To overcome this, Tony Speakman at Cisco started working on a specification for a reliable multicast network protocol, initially called Pretty Good Multicast, which was quickly renamed to Pragmatic General Multicast or PGM. Tibco were early users of the system for minimising network usage in their TIB and Rendezvous products, and in 2000 released an open implementation. Talarian, another messaging middleware provider, contributed to the protocol and tooling, and after several years of improvements and refinements to the protocol from people like Todd Montgomery, and Jim Gemmell at Microsoft, the protocol was standardised as RFC3208. In 2006 Steven McCoy released the first version of OpenPGM, which bought open source support to many more platforms than before. Now supported by many messaging systems and a large range of network hardware, PGM provides powerful and flexible way of delivering messages from multiple producers to multiple consumers in a reliable way.
“PGM is best suited to those applications in which members may join and leave at any time, and that are either insensitive to unrecoverable data packet loss or are prepared to resort to application recovery in the event. Through its optional extensions, PGM provides specific mechanisms to support applications as disparate as stock and news updates, data conferencing, low-delay real-time video transfer, and bulk data transfer.”- PGM specification1
Under PGM, producers multicast ODATA messages out over a certain interface on their machine. Consumers receive these messages via the network as normal. Each message contains a sequence number - a sequentially increasing counter which allows receivers to spot gaps in the received messages. If a consumer determines it has lost a message, it will send a Negative Acknowledment back to the producer - effectively requesting the missed data. The producer, or a local designated repairer, will multicast the data required as an RDATA packet. To avoid loss of NAKs, producers will multicast NAK Confirmations (NCFs) when they receive NAKs, and if they don’t see a confirmation in time, consumers can resend their request.
The NAK cleverly flipped the acknowledgement on its head, assuming that the most messages were delivered reliably. When repair was required, the system also did not require that the original producer had to do it - other nodes around the network could supply the data if they had it, allowing smart architects to build systems where lost packets only had to be retransmitted from a point close to where they were lost. On top of this, PGM implemented a feature known as NAK suppression. When a PGM aware piece of networking hardware saw a NAK request for a packet, it would pass it upstream towards the source, and it would suppress any further requests for the same bit of data, ensuring the producer was not swamped in the case of a widely-missed piece of data.
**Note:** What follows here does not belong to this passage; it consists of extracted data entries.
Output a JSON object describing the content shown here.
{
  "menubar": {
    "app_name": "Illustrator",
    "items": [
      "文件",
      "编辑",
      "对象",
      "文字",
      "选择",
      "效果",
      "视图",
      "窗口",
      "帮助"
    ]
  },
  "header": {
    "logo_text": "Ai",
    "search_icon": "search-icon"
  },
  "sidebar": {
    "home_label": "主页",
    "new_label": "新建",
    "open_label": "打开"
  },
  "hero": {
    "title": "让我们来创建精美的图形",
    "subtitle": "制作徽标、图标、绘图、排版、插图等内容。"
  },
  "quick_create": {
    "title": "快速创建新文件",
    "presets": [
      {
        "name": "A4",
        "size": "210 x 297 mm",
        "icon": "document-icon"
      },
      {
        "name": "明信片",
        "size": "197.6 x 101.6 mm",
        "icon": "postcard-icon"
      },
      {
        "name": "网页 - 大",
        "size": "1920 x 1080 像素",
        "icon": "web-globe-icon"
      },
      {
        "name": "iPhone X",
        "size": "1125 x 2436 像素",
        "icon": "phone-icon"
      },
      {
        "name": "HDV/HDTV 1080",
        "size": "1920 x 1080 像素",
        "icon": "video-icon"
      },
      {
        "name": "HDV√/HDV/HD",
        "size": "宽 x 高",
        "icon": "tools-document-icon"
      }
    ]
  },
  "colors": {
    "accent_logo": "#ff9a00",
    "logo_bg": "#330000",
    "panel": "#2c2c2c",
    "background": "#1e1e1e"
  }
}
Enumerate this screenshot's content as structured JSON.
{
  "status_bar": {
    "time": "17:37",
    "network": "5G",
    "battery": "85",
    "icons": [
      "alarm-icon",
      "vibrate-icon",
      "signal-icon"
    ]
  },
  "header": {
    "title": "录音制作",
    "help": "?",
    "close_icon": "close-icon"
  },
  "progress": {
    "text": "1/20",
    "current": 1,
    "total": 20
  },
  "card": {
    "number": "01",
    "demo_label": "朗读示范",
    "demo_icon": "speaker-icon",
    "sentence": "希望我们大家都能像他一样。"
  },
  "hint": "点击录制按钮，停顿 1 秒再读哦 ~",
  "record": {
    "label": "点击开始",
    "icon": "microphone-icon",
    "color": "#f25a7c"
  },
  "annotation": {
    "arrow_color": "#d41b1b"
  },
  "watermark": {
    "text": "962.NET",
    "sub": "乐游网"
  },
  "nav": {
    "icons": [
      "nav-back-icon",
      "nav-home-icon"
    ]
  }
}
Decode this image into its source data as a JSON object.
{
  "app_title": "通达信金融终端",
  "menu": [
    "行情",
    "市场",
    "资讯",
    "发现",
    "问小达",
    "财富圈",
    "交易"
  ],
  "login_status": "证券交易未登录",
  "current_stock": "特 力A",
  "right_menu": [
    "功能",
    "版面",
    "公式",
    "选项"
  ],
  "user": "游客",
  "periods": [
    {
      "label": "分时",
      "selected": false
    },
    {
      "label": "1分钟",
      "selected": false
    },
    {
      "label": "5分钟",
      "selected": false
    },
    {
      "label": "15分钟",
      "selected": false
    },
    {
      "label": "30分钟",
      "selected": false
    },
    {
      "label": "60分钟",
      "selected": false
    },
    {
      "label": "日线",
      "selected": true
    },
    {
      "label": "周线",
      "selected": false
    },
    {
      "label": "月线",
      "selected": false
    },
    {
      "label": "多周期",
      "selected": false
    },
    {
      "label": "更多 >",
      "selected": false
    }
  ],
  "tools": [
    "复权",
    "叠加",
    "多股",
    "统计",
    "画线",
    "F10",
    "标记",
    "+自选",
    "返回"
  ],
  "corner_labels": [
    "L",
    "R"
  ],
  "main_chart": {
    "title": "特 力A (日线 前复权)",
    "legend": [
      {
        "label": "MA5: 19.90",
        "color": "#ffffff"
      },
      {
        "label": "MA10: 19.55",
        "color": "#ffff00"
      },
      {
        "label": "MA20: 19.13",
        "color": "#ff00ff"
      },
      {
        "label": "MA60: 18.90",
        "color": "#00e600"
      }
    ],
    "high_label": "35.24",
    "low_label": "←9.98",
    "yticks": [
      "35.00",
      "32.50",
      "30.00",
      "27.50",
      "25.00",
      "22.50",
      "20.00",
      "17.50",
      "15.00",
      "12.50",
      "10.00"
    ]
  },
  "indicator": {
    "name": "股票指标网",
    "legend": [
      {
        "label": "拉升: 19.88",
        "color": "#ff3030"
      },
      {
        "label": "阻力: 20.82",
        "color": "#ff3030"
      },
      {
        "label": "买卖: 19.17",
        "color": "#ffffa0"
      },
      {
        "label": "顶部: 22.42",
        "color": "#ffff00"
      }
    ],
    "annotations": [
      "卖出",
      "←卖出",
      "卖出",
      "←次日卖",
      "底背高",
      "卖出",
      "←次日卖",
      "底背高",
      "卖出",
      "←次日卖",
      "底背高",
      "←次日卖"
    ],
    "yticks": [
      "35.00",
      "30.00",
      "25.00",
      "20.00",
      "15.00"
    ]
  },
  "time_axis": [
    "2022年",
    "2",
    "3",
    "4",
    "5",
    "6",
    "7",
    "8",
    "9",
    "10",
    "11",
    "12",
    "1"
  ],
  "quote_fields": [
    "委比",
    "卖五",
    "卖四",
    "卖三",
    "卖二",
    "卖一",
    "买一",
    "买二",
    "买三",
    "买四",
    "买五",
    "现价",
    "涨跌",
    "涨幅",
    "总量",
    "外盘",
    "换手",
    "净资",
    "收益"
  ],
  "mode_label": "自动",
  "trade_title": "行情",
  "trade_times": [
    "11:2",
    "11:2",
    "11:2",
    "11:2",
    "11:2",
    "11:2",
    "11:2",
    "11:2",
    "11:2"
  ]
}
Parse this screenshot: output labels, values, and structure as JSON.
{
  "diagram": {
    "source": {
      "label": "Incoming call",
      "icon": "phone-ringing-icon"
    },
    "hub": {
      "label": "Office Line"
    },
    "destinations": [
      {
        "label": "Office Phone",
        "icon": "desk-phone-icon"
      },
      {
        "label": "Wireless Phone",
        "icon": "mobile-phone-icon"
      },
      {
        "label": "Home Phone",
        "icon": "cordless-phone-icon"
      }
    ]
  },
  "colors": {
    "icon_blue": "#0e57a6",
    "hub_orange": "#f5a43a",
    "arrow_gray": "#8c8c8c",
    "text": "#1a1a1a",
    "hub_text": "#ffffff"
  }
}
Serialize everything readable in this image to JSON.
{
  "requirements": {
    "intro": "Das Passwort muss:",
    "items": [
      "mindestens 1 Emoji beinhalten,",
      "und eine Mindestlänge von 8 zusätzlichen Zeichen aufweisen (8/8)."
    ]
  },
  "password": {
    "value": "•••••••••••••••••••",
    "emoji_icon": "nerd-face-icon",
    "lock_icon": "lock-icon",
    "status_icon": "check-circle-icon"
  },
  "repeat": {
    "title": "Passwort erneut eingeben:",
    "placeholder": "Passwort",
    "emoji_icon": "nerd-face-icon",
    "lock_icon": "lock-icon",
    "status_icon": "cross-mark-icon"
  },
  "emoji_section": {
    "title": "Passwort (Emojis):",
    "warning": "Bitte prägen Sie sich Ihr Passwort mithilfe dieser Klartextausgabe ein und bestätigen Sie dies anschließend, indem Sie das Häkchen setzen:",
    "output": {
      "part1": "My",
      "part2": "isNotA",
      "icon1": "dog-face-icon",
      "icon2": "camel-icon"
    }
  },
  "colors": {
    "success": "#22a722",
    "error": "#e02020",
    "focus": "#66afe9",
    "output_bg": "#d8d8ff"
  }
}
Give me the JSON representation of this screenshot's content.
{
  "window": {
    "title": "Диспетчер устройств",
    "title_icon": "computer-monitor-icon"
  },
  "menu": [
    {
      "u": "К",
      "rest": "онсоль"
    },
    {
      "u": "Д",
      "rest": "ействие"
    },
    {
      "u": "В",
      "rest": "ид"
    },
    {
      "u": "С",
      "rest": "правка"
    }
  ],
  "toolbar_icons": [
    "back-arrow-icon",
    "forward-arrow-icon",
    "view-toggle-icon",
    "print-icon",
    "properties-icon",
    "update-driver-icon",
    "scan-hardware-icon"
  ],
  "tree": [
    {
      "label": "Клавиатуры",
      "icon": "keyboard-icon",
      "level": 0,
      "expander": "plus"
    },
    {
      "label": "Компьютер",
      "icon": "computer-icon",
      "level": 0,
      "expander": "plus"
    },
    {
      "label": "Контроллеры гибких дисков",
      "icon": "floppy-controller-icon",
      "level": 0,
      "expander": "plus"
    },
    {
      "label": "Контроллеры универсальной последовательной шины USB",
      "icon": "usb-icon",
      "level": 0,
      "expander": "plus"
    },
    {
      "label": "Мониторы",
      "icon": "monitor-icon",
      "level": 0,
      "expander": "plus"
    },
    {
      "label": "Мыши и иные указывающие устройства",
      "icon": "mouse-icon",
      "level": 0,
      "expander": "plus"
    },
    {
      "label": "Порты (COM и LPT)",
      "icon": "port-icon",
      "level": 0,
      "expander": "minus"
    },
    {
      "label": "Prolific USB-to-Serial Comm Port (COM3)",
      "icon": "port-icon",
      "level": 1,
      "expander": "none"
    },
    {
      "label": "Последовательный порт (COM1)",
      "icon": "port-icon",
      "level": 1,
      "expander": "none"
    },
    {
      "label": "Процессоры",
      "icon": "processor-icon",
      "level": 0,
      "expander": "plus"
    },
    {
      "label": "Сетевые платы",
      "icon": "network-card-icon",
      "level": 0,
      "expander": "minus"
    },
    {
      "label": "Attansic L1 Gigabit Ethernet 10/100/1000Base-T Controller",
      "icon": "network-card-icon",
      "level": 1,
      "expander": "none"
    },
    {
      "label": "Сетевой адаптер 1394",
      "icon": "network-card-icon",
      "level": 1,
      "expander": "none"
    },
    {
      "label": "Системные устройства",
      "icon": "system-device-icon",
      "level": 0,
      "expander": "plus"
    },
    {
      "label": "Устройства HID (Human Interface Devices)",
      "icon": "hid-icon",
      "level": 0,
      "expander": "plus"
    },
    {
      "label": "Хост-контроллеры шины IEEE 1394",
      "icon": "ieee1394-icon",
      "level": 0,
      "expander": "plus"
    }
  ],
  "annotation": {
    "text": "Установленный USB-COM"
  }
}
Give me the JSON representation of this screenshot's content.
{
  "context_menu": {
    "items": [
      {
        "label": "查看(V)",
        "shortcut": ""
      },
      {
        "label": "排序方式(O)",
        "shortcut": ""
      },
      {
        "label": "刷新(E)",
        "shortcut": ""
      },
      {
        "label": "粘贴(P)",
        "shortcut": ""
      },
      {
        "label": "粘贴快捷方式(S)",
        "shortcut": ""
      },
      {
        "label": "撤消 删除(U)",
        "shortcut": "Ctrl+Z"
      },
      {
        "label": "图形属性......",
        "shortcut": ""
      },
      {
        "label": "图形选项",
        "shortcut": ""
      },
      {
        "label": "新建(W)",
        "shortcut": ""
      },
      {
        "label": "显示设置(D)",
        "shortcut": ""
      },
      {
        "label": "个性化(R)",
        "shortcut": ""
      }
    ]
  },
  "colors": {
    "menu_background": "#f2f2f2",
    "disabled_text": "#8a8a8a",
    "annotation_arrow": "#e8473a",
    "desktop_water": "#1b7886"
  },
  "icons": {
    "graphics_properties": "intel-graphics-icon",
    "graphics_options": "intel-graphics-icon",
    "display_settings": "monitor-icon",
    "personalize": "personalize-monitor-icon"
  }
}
“Another powerful feature of receiver initiated recovery schemes is that since it is the receiver’s responsibility for error recovery, each receiver can determine the level of reliability required, independent of other receivers, by simply not requesting retransmission of missed data.” – Joseph J Brandt2
Because multicast is sender flow controlled, PGM allows for rate regulation. Producers can be limited to a certain bytes per second pace at which they can send packets, and will automatically portion data out so as not to exceed that rate. Theoretically then, if consumers can handle the published rate, they should be able to keep up, giving an “in-between” type solution to the flow control problem.